Foi uma ação dessas que fez diferença em sua própria trajetória, quando Maia ainda era estudante de cursinho e estava sem dinheiro para prestar o vestibular em Letras.
“Me inscrevi porque um amigo me emprestou um dinheiro – se não fosse ele, eu ia deixar o vestibular passar. E acabei passando em primeiro lugar”, conta. “Como é legal alguém acreditar, dizer ‘você vai conseguir, sim’.”
Agora, com seu grupo de estudos em redação para o Enem, Maia também dedica energia a cuidar “do emocional dos alunos, dizendo ‘você pode, sim. Você é capaz‘”.
“Mostramos que é possível, sim, que eles se saiam bem na redação do Enem”, diz Maia. “Os alunos que conseguem manter o ritmo no grupo de estudos saem do nível mediano e vão para os 80% (de excelência). Alguns chegaram a fazer 960 pontos na redação (perto do máximo de mil).”
Motivação: ‘jovem quer ser acolhido’
Em um momento em que as redes públicas se preparam para a volta às aulas — algumas ainda no ensino remoto ou híbrido; outras, já no presencial —, os problemas a serem enfrentados são grandes: de segurança sanitária e ventilação adequada nas escolas até os atrasos de aprendizagem que se acumularam na pandemia.
Um estudo divulgado em 23 de julho pela Rede de Pesquisa Solidária aponta que, embora as redes públicas de ensino tenham conseguido estruturar melhor seus planos no primeiro semestre de 2021, a nota média dos pesquisadores para o ensino à distância do país foi de 5,1 (de um máximo de 10), levando-se em conta os meios de transmissão, a capacidade de acesso dos estudantes, a cobertura das aulas e a existência ou não de supervisão dos adultos sobre o processo de aprendizado.
Além disso, há problemas financeiros graves: em um momento de descoordenação por parte do Ministério da Educação, as despesas dos Estados com educação caiu 9,1% no ano passado em comparação com 2019.
Tudo isso vai se traduzir em dificuldades persistentes ao longo de 2021 e além.

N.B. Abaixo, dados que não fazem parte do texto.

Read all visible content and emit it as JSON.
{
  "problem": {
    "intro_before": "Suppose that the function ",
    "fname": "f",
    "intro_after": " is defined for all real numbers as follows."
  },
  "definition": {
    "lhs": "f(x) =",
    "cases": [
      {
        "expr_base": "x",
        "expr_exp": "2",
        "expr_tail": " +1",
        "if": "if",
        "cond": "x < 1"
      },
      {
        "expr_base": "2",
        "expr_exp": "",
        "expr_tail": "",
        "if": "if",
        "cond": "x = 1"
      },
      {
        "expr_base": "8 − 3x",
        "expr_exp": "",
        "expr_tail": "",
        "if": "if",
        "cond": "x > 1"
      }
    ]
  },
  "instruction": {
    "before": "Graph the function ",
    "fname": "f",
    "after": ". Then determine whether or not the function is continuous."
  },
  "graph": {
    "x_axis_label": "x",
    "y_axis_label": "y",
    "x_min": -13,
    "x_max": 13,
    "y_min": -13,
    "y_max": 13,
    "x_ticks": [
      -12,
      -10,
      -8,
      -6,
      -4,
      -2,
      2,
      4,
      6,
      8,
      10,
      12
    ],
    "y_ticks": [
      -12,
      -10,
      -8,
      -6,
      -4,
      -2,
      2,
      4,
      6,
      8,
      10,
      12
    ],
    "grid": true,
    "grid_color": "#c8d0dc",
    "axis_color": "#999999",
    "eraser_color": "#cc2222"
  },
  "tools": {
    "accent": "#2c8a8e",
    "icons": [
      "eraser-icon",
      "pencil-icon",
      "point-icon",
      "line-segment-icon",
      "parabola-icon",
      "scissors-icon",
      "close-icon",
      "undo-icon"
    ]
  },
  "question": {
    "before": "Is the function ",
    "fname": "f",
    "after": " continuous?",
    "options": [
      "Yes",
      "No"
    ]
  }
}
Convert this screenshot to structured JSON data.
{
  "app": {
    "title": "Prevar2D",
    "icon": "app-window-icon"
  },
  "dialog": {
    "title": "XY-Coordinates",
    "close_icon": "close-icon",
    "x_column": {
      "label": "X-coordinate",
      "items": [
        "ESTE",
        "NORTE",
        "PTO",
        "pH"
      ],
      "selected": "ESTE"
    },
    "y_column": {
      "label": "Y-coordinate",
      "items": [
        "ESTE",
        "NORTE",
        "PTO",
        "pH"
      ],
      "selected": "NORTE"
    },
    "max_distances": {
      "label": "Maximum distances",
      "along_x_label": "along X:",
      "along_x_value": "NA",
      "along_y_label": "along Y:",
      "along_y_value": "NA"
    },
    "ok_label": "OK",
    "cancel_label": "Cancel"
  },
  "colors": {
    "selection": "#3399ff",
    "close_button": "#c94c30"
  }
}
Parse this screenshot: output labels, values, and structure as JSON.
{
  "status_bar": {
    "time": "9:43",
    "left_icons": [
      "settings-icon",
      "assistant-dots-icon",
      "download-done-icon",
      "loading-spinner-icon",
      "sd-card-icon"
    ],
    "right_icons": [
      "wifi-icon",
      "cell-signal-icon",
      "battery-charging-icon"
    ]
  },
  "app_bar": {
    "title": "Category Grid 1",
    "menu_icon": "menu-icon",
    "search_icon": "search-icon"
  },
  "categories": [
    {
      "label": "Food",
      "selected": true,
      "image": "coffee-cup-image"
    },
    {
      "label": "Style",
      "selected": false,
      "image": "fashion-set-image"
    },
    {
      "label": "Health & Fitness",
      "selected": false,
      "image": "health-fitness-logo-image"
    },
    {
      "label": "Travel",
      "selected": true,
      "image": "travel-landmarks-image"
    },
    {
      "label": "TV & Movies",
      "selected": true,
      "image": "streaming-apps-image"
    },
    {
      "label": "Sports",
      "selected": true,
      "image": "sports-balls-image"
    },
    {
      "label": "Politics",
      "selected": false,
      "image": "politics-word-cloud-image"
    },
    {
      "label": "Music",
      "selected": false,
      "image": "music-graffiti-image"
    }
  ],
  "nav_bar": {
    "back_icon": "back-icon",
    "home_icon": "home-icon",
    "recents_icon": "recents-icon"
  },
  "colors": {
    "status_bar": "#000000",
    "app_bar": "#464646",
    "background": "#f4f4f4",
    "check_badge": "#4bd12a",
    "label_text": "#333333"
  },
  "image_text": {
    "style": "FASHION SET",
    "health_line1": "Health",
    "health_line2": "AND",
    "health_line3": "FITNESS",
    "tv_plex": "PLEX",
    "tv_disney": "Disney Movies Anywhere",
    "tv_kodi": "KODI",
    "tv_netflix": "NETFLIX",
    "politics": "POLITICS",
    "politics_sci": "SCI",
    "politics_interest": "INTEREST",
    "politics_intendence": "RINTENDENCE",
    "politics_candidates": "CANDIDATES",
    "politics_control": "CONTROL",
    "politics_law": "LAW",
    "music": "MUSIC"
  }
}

Mas em meio a tudo isso é preciso prestar atenção também à motivação e à individualidade de cada aluno que vai voltar (ou não) à escola, diz à BBC Tatiana Filgueiras, vice-presidente de educação, inovação e estratégia do Instituto Ayrton Senna.
“O que a gente vê nas pesquisas é que os jovens estão pedindo acolhimento”, afirma. “Não é apenas um cérebro ‘aprendedor’, é uma pessoa, e ele quer ser tratado assim para voltar à escola.”
A pesquisa ConVid Adolescentes, lançada pela Fiocruz no final de 2020, apontava que quase a metade dos jovens entrevistados dizia sentir-se preocupado, nervoso ou mal-humorado, na maioria das vezes ou sempre. Esses sentimentos eram mais fortes justamente na faixa etária de 16 a 17 anos.
Filgueiras diz que a motivação dos estudantes passa por resgatar o espírito de curiosidade e criatividade, que, de modo geral, costuma decair à medida que os anos escolares avançam. De certa forma, é como se a própria escola fosse “matando as competências que são a base para o aprendizado todo” – competências essas que, por sinal, serão cada vez mais importantes para os trabalhos do futuro.
Em contrapartida, já existem muitas iniciativas para engajar os alunos no aprendizado e ajudá-los a planejar seu futuro na educação — incluindo algumas das iniciativas descritas nesta reportagem. O importante, agora, é fazer isso ganhar escala e se tornar parte formal do funcionamento das escolas, prossegue Filgueiras.
“Tem muita coisa (voltada à motivação) em curso, só que sendo feita de forma desarticulada e sem intencionalidade (ou seja, informalmente)”, opina.
“E o truque, agora, é dar voz aos estudantes. A geração Z não quer as mesmas coisas que queria a geração que está neste momento planejando a escola. Precisamos trazer os jovens para a discussão. E garantir que todos tenham voz – não apenas os mais extrovertidos. (…) A escola vai precisar ser cada vez mais personalizada para que os alunos não a abandonem.”